Jurors were told Mrs Carr-Gomm had sought alternatives to her insulin medication because of her vegetarianism and fear of needles.
She joined the Paida Lajin workshop run by Xiao in Wiltshire in October 2016.
She previously attended another in Bulgaria in July, where she also stopped her insulin medication and became seriously ill.
The court heard that Xiao said “well done” to Mrs Carr-Gomm, after she told the participants in Wiltshire that she had stopped taking her insulin at the retreat.
By the third day “she was vomiting, tired and weak, and by the evening she was howling in pain and unable to respond to questions”, prosecutor Duncan Atkinson KC said.
A chef at the workshop, Teresa Hayes, told jurors she wanted to call an ambulance but trusted those with more experience of the holistic healing method.
Mr Atkinson said: “Those who had received and accepted the defendant’s teachings misinterpreted Mrs Carr-Gomm’s condition as a healing crisis.”
He said Xiao, who had no medical qualifications or training, had been an “exponent” of Paida Lajin for 10 years and had written a book on it.
Mr Atkinson said: “It is said to be a method of self-healing in which ‘poisonous waste’ is expelled from the body through patting and slapping parts of the body.”
Charles Row KC, mitigating on Xiao’s behalf, said Mrs Carr-Gomm knew how to treat her condition and had insulin with her but acknowledged Xiao’s “ego” had got in the way.

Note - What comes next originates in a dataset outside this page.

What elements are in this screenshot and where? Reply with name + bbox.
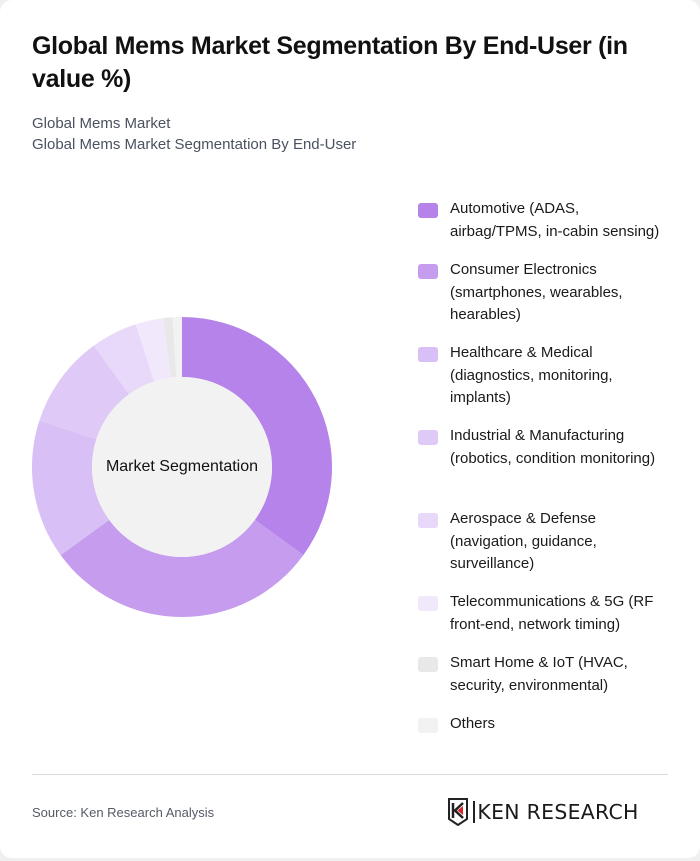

He added: “This Paida Lajin is slapping and stretching, it is in and of itself safe, but it does need to be explained properly.”
Detective Chief Inspector Phil Walker, of the Major Crime Investigation Team at Wiltshire Police, said: “This has been an extremely complex investigation, with nearly eight years having passed since Danielle’s sad death.
“This passage of time, which has been out of our control, has of course added further challenges and complications to the investigation, but I am pleased that a custodial sentence has now been given to Xiao.”
DCI Walker said that Xiao “knew full well” what the consequences of people not taking their insulin would be but encouraged them to do so regardless.